The adducin family consists of three closely related proteins ADD1 (alpha-isoform), ADD2 (beta-isoform) and ADD3 (gamma-isoform) with similar domain structures. Adducins exist as heterodimers or tetramers composed of either alpha/beta or alpha/gamma heterodimers. Experimental evidences implicate the involvement of ADD2 variants in hypertension, renal dysfunction, impaired locomotor function and learning abilities. Non-synonymous SNPs (nsSNPs) are potentially damaging in nature as they results in amino acid substitutions. In human, a total 476 nsSNPs of ADD2 gene are reported in Ensembl and in the present work, computational prioritization has revealed 27 nsSNPs as highly deleterious and destabilizing in nature. Pan-cancer transcriptomic analyses reveal differential ADD2 expression in adrenal, breast, colon, lung, ovary, pancreas, testis, thyroid, and uterine cancer. In several cancers, overexpression of ADD2 is also found to be associated with lower overall survival rate and more patients at risk.
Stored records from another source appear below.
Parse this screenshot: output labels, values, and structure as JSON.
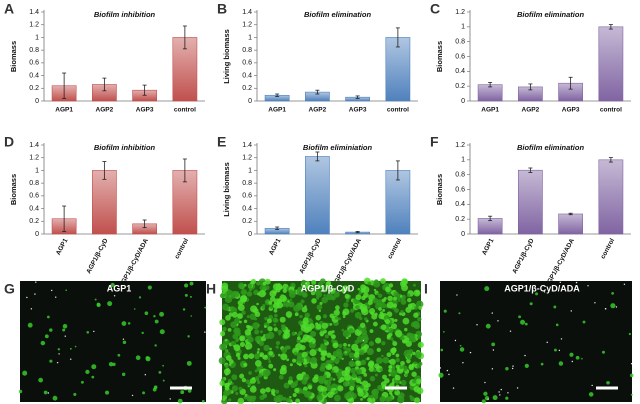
{
  "chart_data": [
    {
      "type": "bar",
      "panel": "A",
      "title": "Biofilm inhibition",
      "ylabel": "Biomass",
      "categories": [
        "AGP1",
        "AGP2",
        "AGP3",
        "control"
      ],
      "values": [
        0.24,
        0.26,
        0.17,
        1.0
      ],
      "errors": [
        0.2,
        0.1,
        0.08,
        0.18
      ],
      "color": "#c0504d",
      "ylim": [
        0,
        1.4
      ],
      "yticks": [
        0,
        0.2,
        0.4,
        0.6,
        0.8,
        1,
        1.2,
        1.4
      ]
    },
    {
      "type": "bar",
      "panel": "B",
      "title": "Biofilm elimination",
      "ylabel": "Living biomass",
      "categories": [
        "AGP1",
        "AGP2",
        "AGP3",
        "control"
      ],
      "values": [
        0.09,
        0.14,
        0.06,
        1.0
      ],
      "errors": [
        0.02,
        0.03,
        0.02,
        0.15
      ],
      "color": "#4f81bd",
      "ylim": [
        0,
        1.4
      ],
      "yticks": [
        0,
        0.2,
        0.4,
        0.6,
        0.8,
        1,
        1.2,
        1.4
      ]
    },
    {
      "type": "bar",
      "panel": "C",
      "title": "Biofilm elimination",
      "ylabel": "Biomass",
      "categories": [
        "AGP1",
        "AGP2",
        "AGP3",
        "control"
      ],
      "values": [
        0.22,
        0.19,
        0.24,
        1.0
      ],
      "errors": [
        0.03,
        0.04,
        0.08,
        0.03
      ],
      "color": "#8064a2",
      "ylim": [
        0,
        1.2
      ],
      "yticks": [
        0,
        0.2,
        0.4,
        0.6,
        0.8,
        1,
        1.2
      ]
    },
    {
      "type": "bar",
      "panel": "D",
      "title": "Biofilm inhibition",
      "ylabel": "Biomass",
      "categories": [
        "AGP1",
        "AGP1/β-CyD",
        "AGP1/β-CyD/ADA",
        "control"
      ],
      "values": [
        0.24,
        1.0,
        0.16,
        1.0
      ],
      "errors": [
        0.2,
        0.14,
        0.06,
        0.18
      ],
      "color": "#c0504d",
      "ylim": [
        0,
        1.4
      ],
      "yticks": [
        0,
        0.2,
        0.4,
        0.6,
        0.8,
        1,
        1.2,
        1.4
      ]
    },
    {
      "type": "bar",
      "panel": "E",
      "title": "Biofilm eliminiation",
      "ylabel": "Living biomass",
      "categories": [
        "AGP1",
        "AGP1/β-CyD",
        "AGP1/β-CyD/ADA",
        "control"
      ],
      "values": [
        0.09,
        1.22,
        0.03,
        1.0
      ],
      "errors": [
        0.02,
        0.07,
        0.01,
        0.15
      ],
      "color": "#4f81bd",
      "ylim": [
        0,
        1.4
      ],
      "yticks": [
        0,
        0.2,
        0.4,
        0.6,
        0.8,
        1,
        1.2,
        1.4
      ]
    },
    {
      "type": "bar",
      "panel": "F",
      "title": "Biofilm elimination",
      "ylabel": "Biomass",
      "categories": [
        "AGP1",
        "AGP1/β-CyD",
        "AGP1/β-CyD/ADA",
        "control"
      ],
      "values": [
        0.21,
        0.86,
        0.27,
        1.0
      ],
      "errors": [
        0.03,
        0.03,
        0.01,
        0.03
      ],
      "color": "#8064a2",
      "ylim": [
        0,
        1.2
      ],
      "yticks": [
        0,
        0.2,
        0.4,
        0.6,
        0.8,
        1,
        1.2
      ]
    }
  ],
  "images": [
    {
      "panel": "G",
      "label": "AGP1"
    },
    {
      "panel": "H",
      "label": "AGP1/β-CyD"
    },
    {
      "panel": "I",
      "label": "AGP1/β-CyD/ADA"
    }
  ]
}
It was also found that several nsSNPs of ADD2 had direct, proximal, distal and network rewriting PTM effects in different cancers and thereby account for potential structural and functional alterations. The coding mutations in ADD2 can affect overall gene expression in colon adenocarcinoma, melanoma, gastric cancer, and uterine cancer. The hub proteins, from the PPI network of these differentially expressed genes, are involved in positive regulation of acute inflammatory response to antigenic stimulus, acute phase response, G protein-coupled receptor signaling pathway. The present study is hypothetically driven and performed using public databases. Further experimental works are necessary to understand the role of ADD2 nsSNPs in tumor development and metastatic transition.